Aspirin’s salicylic acid can help to remove soap scum from the bath and shower. If you’re at a total loss for cleaning supplies, tap into your aspirin stash, crush up a few, and add to water to make a DIY bathroom cleaner.
Dampened dryer sheets are perfect for wiping soap scum spots off of your bathtub, tiles, and fixtures. If they’re scented, it’s a bonus.

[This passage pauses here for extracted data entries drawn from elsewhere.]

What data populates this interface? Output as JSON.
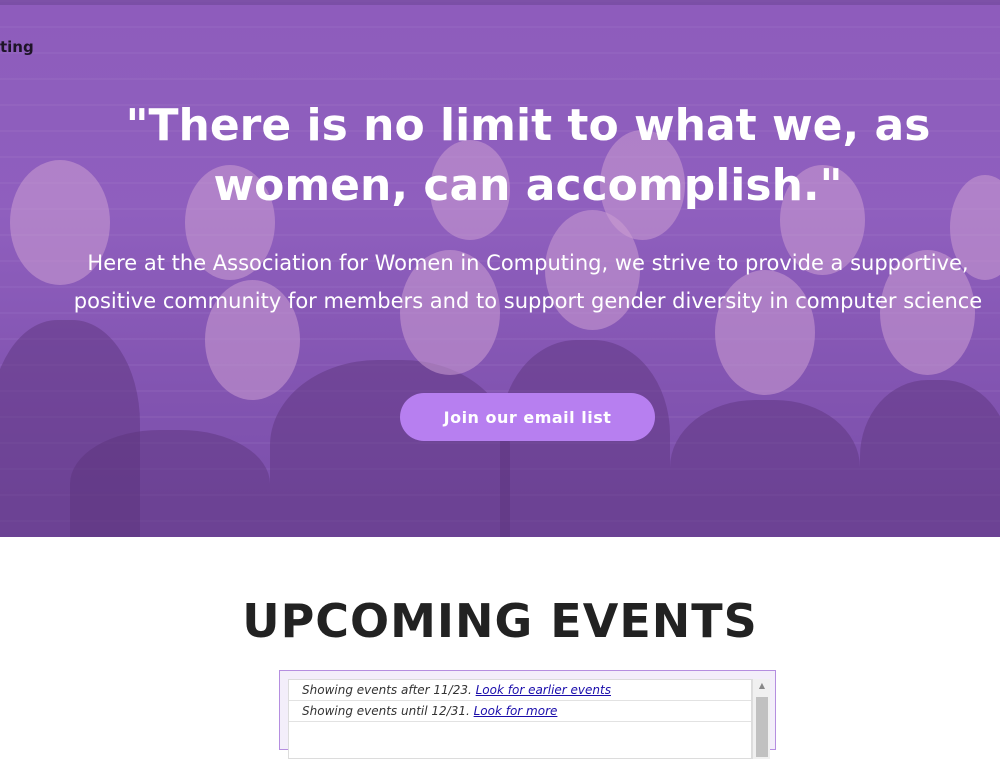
{
  "header": {
    "brand_fragment": "ting"
  },
  "hero": {
    "quote": "\"There is no limit to what we, as women, can accomplish.\"",
    "mission": "Here at the Association for Women in Computing, we strive to provide a supportive, positive community for members and to support gender diversity in computer science",
    "cta_label": "Join our email list",
    "overlay_color": "#9a5fd0",
    "button_color": "#b77ff0"
  },
  "events": {
    "title": "UPCOMING EVENTS",
    "calendar": {
      "row1_text": "Showing events after 11/23. ",
      "row1_link": "Look for earlier events",
      "row2_text": "Showing events until 12/31. ",
      "row2_link": "Look for more"
    }
  }
}
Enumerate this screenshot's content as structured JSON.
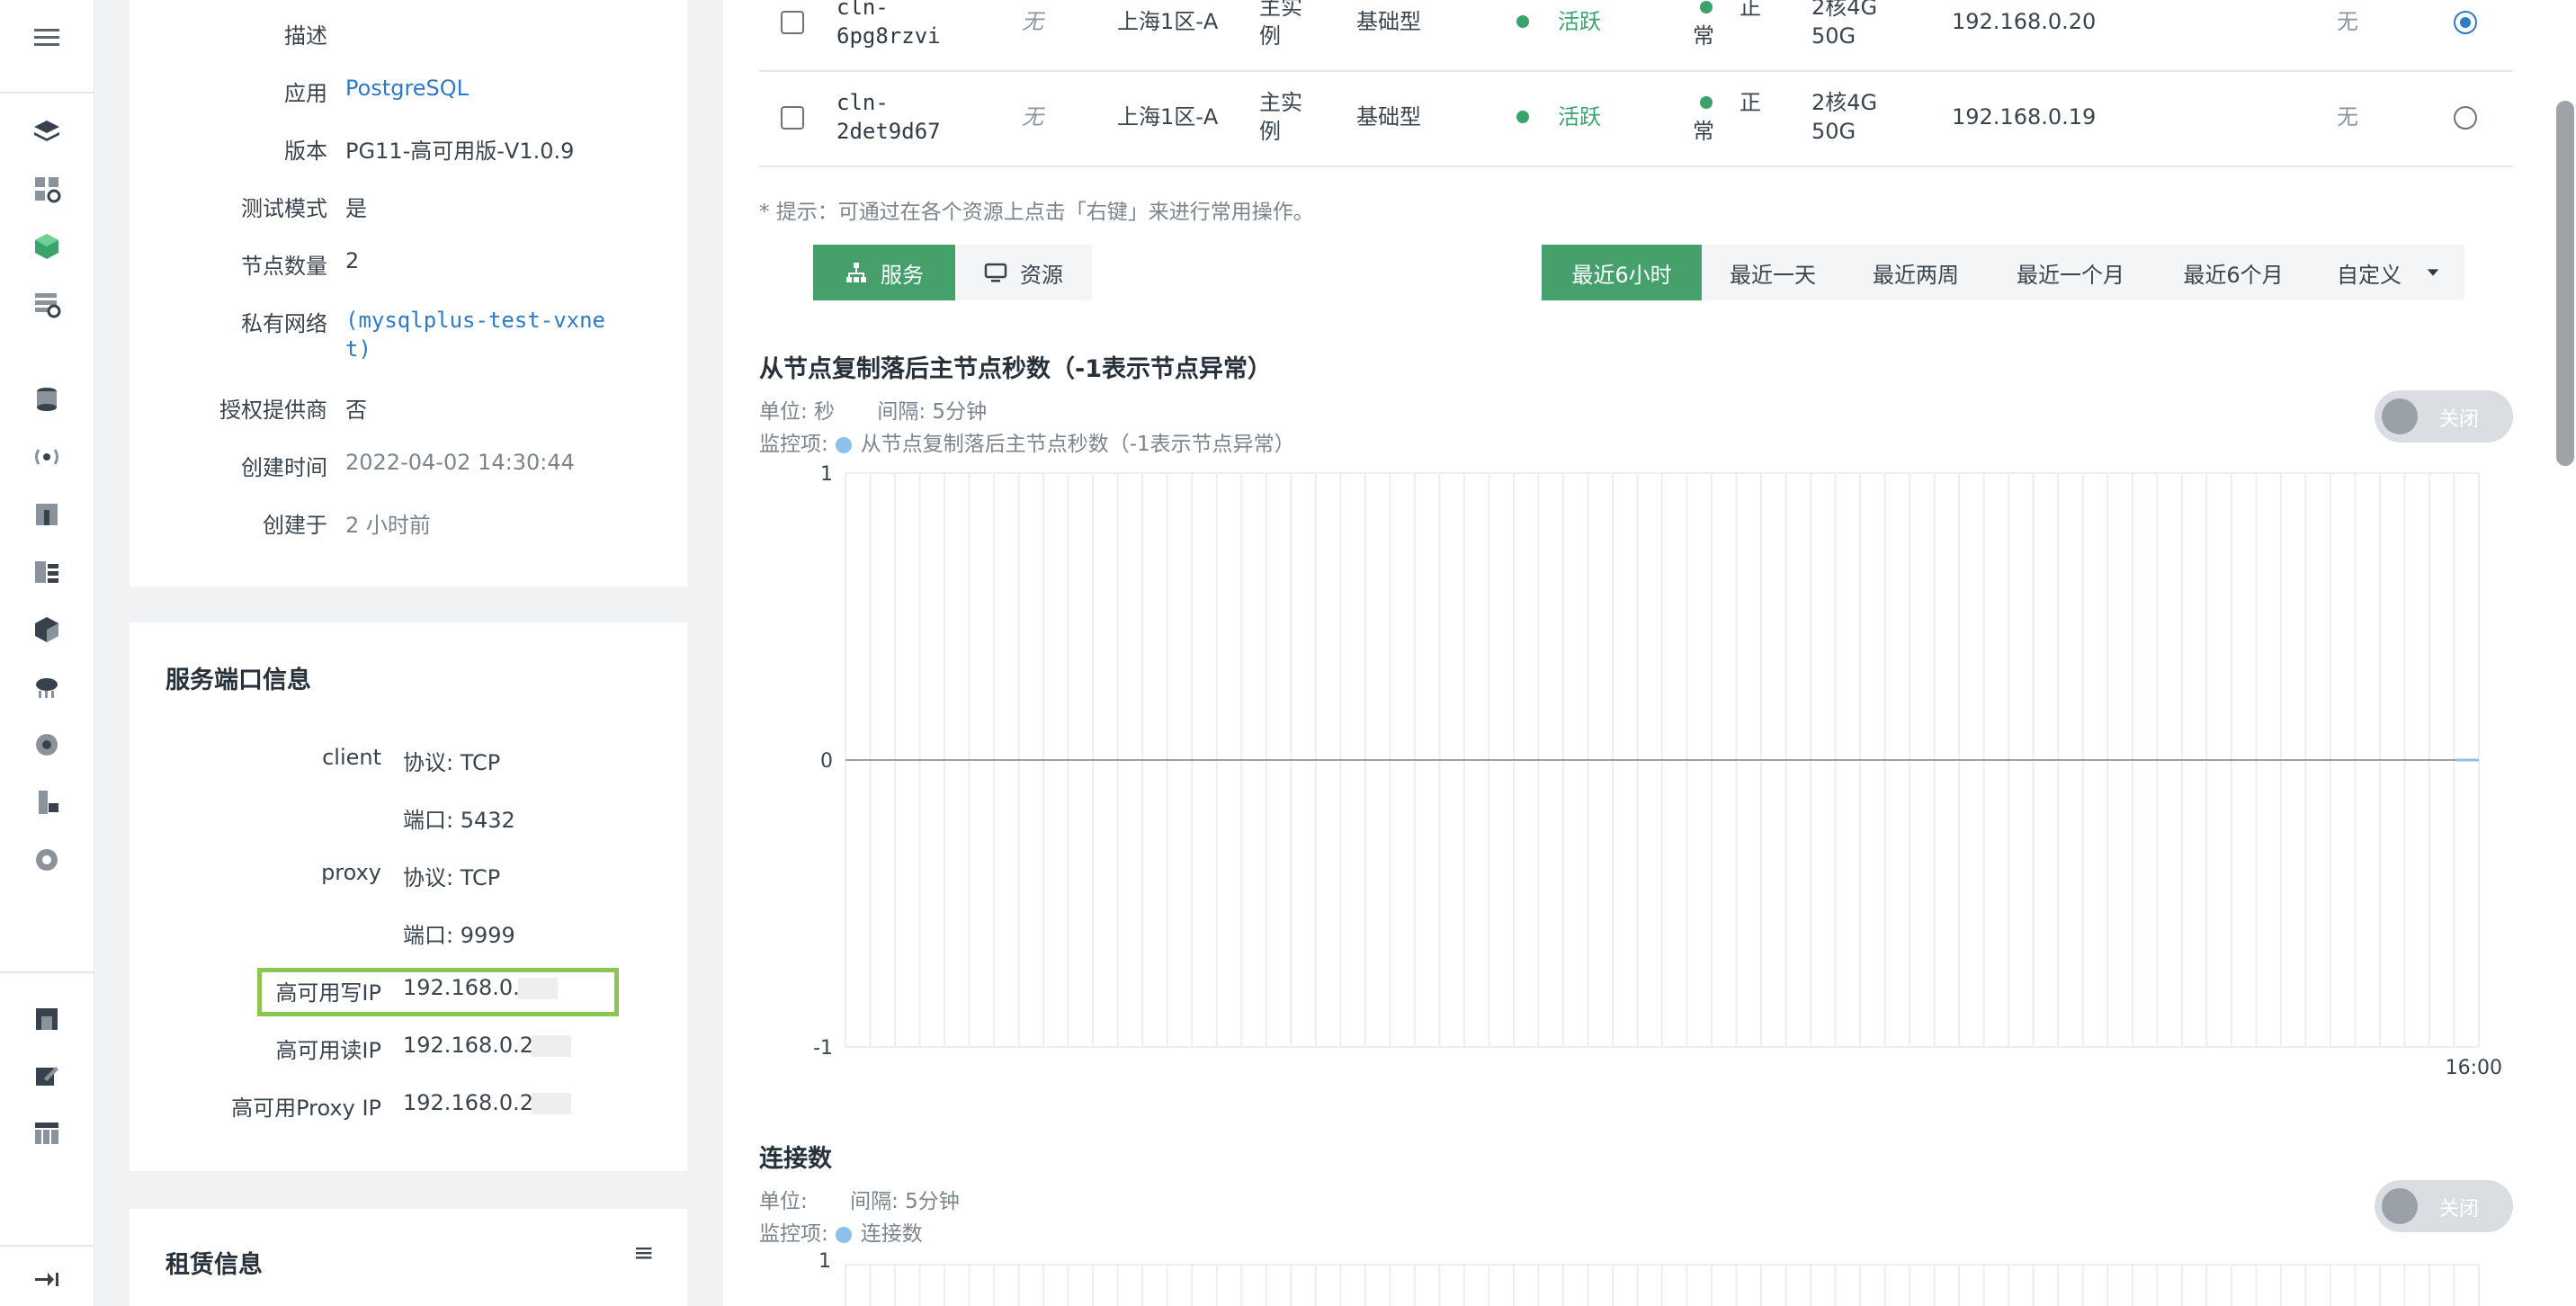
{
  "detail": {
    "rows": [
      {
        "label": "描述",
        "value": ""
      },
      {
        "label": "应用",
        "value": "PostgreSQL"
      },
      {
        "label": "版本",
        "value": "PG11-高可用版-V1.0.9"
      },
      {
        "label": "测试模式",
        "value": "是"
      },
      {
        "label": "节点数量",
        "value": "2"
      },
      {
        "label": "私有网络",
        "value_line1": "(mysqlplus-test-vxne",
        "value_line2": "t)"
      },
      {
        "label": "授权提供商",
        "value": "否"
      },
      {
        "label": "创建时间",
        "value": "2022-04-02 14:30:44"
      },
      {
        "label": "创建于",
        "value": "2 小时前"
      }
    ]
  },
  "ports": {
    "title": "服务端口信息",
    "rows": [
      {
        "label": "client",
        "value": "协议: TCP"
      },
      {
        "label": "",
        "value": "端口: 5432"
      },
      {
        "label": "proxy",
        "value": "协议: TCP"
      },
      {
        "label": "",
        "value": "端口: 9999"
      },
      {
        "label": "高可用写IP",
        "value": "192.168.0."
      },
      {
        "label": "高可用读IP",
        "value": "192.168.0.2"
      },
      {
        "label": "高可用Proxy IP",
        "value": "192.168.0.2"
      }
    ]
  },
  "lease": {
    "title": "租赁信息",
    "menu_icon": "≡"
  },
  "nodes": [
    {
      "id_line1": "cln-",
      "id_line2": "6pg8rzvi",
      "alias": "无",
      "zone": "上海1区-A",
      "role_line1": "主实",
      "role_line2": "例",
      "type": "基础型",
      "status": "活跃",
      "health_line1": "正",
      "health_line2": "常",
      "spec_line1": "2核4G",
      "spec_line2": "50G",
      "ip": "192.168.0.20",
      "extra": "无",
      "selected": true
    },
    {
      "id_line1": "cln-",
      "id_line2": "2det9d67",
      "alias": "无",
      "zone": "上海1区-A",
      "role_line1": "主实",
      "role_line2": "例",
      "type": "基础型",
      "status": "活跃",
      "health_line1": "正",
      "health_line2": "常",
      "spec_line1": "2核4G",
      "spec_line2": "50G",
      "ip": "192.168.0.19",
      "extra": "无",
      "selected": false
    }
  ],
  "hint": "* 提示：可通过在各个资源上点击「右键」来进行常用操作。",
  "view_tabs": {
    "service": "服务",
    "resource": "资源"
  },
  "time_ranges": [
    "最近6小时",
    "最近一天",
    "最近两周",
    "最近一个月",
    "最近6个月",
    "自定义"
  ],
  "active_range": "最近6小时",
  "chart1": {
    "title": "从节点复制落后主节点秒数（-1表示节点异常）",
    "unit": "单位: 秒",
    "interval": "间隔: 5分钟",
    "monitor_label": "监控项:",
    "toggle": "关闭"
  },
  "chart2": {
    "title": "连接数",
    "unit": "单位:",
    "interval": "间隔: 5分钟",
    "monitor_label": "监控项:",
    "legend": "连接数",
    "toggle": "关闭",
    "ytop": "1"
  },
  "chart_data": {
    "type": "line",
    "title": "从节点复制落后主节点秒数（-1表示节点异常）",
    "series": [
      {
        "name": "从节点复制落后主节点秒数（-1表示节点异常）",
        "values": [
          0
        ]
      }
    ],
    "x": [
      "16:00"
    ],
    "ylim": [
      -1,
      1
    ],
    "yticks": [
      "1",
      "0",
      "-1"
    ],
    "xtick": "16:00",
    "grid": true,
    "series_color": "#8cc1ec"
  }
}
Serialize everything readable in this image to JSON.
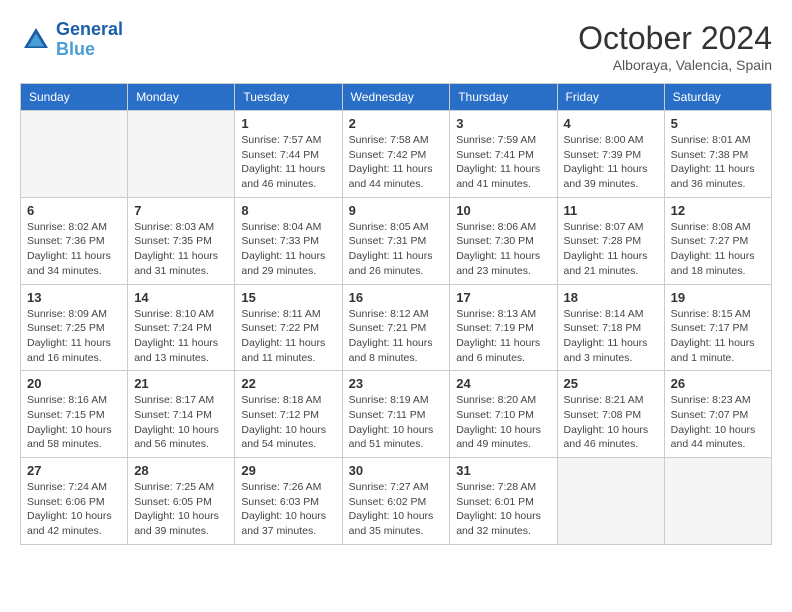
{
  "logo": {
    "line1": "General",
    "line2": "Blue"
  },
  "title": "October 2024",
  "location": "Alboraya, Valencia, Spain",
  "weekdays": [
    "Sunday",
    "Monday",
    "Tuesday",
    "Wednesday",
    "Thursday",
    "Friday",
    "Saturday"
  ],
  "weeks": [
    [
      {
        "day": null
      },
      {
        "day": null
      },
      {
        "day": "1",
        "sunrise": "7:57 AM",
        "sunset": "7:44 PM",
        "daylight": "11 hours and 46 minutes."
      },
      {
        "day": "2",
        "sunrise": "7:58 AM",
        "sunset": "7:42 PM",
        "daylight": "11 hours and 44 minutes."
      },
      {
        "day": "3",
        "sunrise": "7:59 AM",
        "sunset": "7:41 PM",
        "daylight": "11 hours and 41 minutes."
      },
      {
        "day": "4",
        "sunrise": "8:00 AM",
        "sunset": "7:39 PM",
        "daylight": "11 hours and 39 minutes."
      },
      {
        "day": "5",
        "sunrise": "8:01 AM",
        "sunset": "7:38 PM",
        "daylight": "11 hours and 36 minutes."
      }
    ],
    [
      {
        "day": "6",
        "sunrise": "8:02 AM",
        "sunset": "7:36 PM",
        "daylight": "11 hours and 34 minutes."
      },
      {
        "day": "7",
        "sunrise": "8:03 AM",
        "sunset": "7:35 PM",
        "daylight": "11 hours and 31 minutes."
      },
      {
        "day": "8",
        "sunrise": "8:04 AM",
        "sunset": "7:33 PM",
        "daylight": "11 hours and 29 minutes."
      },
      {
        "day": "9",
        "sunrise": "8:05 AM",
        "sunset": "7:31 PM",
        "daylight": "11 hours and 26 minutes."
      },
      {
        "day": "10",
        "sunrise": "8:06 AM",
        "sunset": "7:30 PM",
        "daylight": "11 hours and 23 minutes."
      },
      {
        "day": "11",
        "sunrise": "8:07 AM",
        "sunset": "7:28 PM",
        "daylight": "11 hours and 21 minutes."
      },
      {
        "day": "12",
        "sunrise": "8:08 AM",
        "sunset": "7:27 PM",
        "daylight": "11 hours and 18 minutes."
      }
    ],
    [
      {
        "day": "13",
        "sunrise": "8:09 AM",
        "sunset": "7:25 PM",
        "daylight": "11 hours and 16 minutes."
      },
      {
        "day": "14",
        "sunrise": "8:10 AM",
        "sunset": "7:24 PM",
        "daylight": "11 hours and 13 minutes."
      },
      {
        "day": "15",
        "sunrise": "8:11 AM",
        "sunset": "7:22 PM",
        "daylight": "11 hours and 11 minutes."
      },
      {
        "day": "16",
        "sunrise": "8:12 AM",
        "sunset": "7:21 PM",
        "daylight": "11 hours and 8 minutes."
      },
      {
        "day": "17",
        "sunrise": "8:13 AM",
        "sunset": "7:19 PM",
        "daylight": "11 hours and 6 minutes."
      },
      {
        "day": "18",
        "sunrise": "8:14 AM",
        "sunset": "7:18 PM",
        "daylight": "11 hours and 3 minutes."
      },
      {
        "day": "19",
        "sunrise": "8:15 AM",
        "sunset": "7:17 PM",
        "daylight": "11 hours and 1 minute."
      }
    ],
    [
      {
        "day": "20",
        "sunrise": "8:16 AM",
        "sunset": "7:15 PM",
        "daylight": "10 hours and 58 minutes."
      },
      {
        "day": "21",
        "sunrise": "8:17 AM",
        "sunset": "7:14 PM",
        "daylight": "10 hours and 56 minutes."
      },
      {
        "day": "22",
        "sunrise": "8:18 AM",
        "sunset": "7:12 PM",
        "daylight": "10 hours and 54 minutes."
      },
      {
        "day": "23",
        "sunrise": "8:19 AM",
        "sunset": "7:11 PM",
        "daylight": "10 hours and 51 minutes."
      },
      {
        "day": "24",
        "sunrise": "8:20 AM",
        "sunset": "7:10 PM",
        "daylight": "10 hours and 49 minutes."
      },
      {
        "day": "25",
        "sunrise": "8:21 AM",
        "sunset": "7:08 PM",
        "daylight": "10 hours and 46 minutes."
      },
      {
        "day": "26",
        "sunrise": "8:23 AM",
        "sunset": "7:07 PM",
        "daylight": "10 hours and 44 minutes."
      }
    ],
    [
      {
        "day": "27",
        "sunrise": "7:24 AM",
        "sunset": "6:06 PM",
        "daylight": "10 hours and 42 minutes."
      },
      {
        "day": "28",
        "sunrise": "7:25 AM",
        "sunset": "6:05 PM",
        "daylight": "10 hours and 39 minutes."
      },
      {
        "day": "29",
        "sunrise": "7:26 AM",
        "sunset": "6:03 PM",
        "daylight": "10 hours and 37 minutes."
      },
      {
        "day": "30",
        "sunrise": "7:27 AM",
        "sunset": "6:02 PM",
        "daylight": "10 hours and 35 minutes."
      },
      {
        "day": "31",
        "sunrise": "7:28 AM",
        "sunset": "6:01 PM",
        "daylight": "10 hours and 32 minutes."
      },
      {
        "day": null
      },
      {
        "day": null
      }
    ]
  ]
}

Nonstick cooking spray or cooking oil breaks down lime deposits. You can wipe or spray it onto shower doors, then wipe off with a wet soapy rag and rinse with warm water. You can also use an oil spray to shine the faucets and chrome or stainless steel fixtures, then wipe off with water. PSA: Oil is slippery! So mind your step while lubing up your shower doors, and be sure to wash it off as best you can so your next shower doesn’t end with a bang.
Microban 24 Bathroom Cleaner sanitizes hard, non-porous surfaces against bacteria for up to 24 hours* – just spray and walk away.
Shaving cream contains glycerin, which creates a protective coating on mirrors. Cleaning your mirrors with shaving cream will actually prevent them from getting steamy and fogging up during your shower. Simply spray on shaving cream and wipe it off with paper towels. Shaving cream works well for polishing chrome and stainless steel, too. Its emulsifiers work as gentle cleaning agents. Fun fact: You can also use shaving cream to get makeup stains out of clothes or to clean your jewelry.
Baking soda does all the things.
Congratulations, you’ve made it to the end of this colossal list of hacks. You’re, like, twenty-three hacks smarter than you were at the beginning of this article. That’s a lot of hacks. Next time you run out of cleaning products, you no longer have an excuse for postponing your bathroom cleaning duties ‘til tomorrow. (Sorry, not sorry.) Whether it’s vinegar and baking soda, cola, and baby oil or lemons and black tea, you’re bound to have some household solution on hand.
*When used as directed, effective for 24 hours against Staphylococcus aureus & Enterobacter aerogenes bacteria. Microban 24 does not provide 24-hour residual virus protection.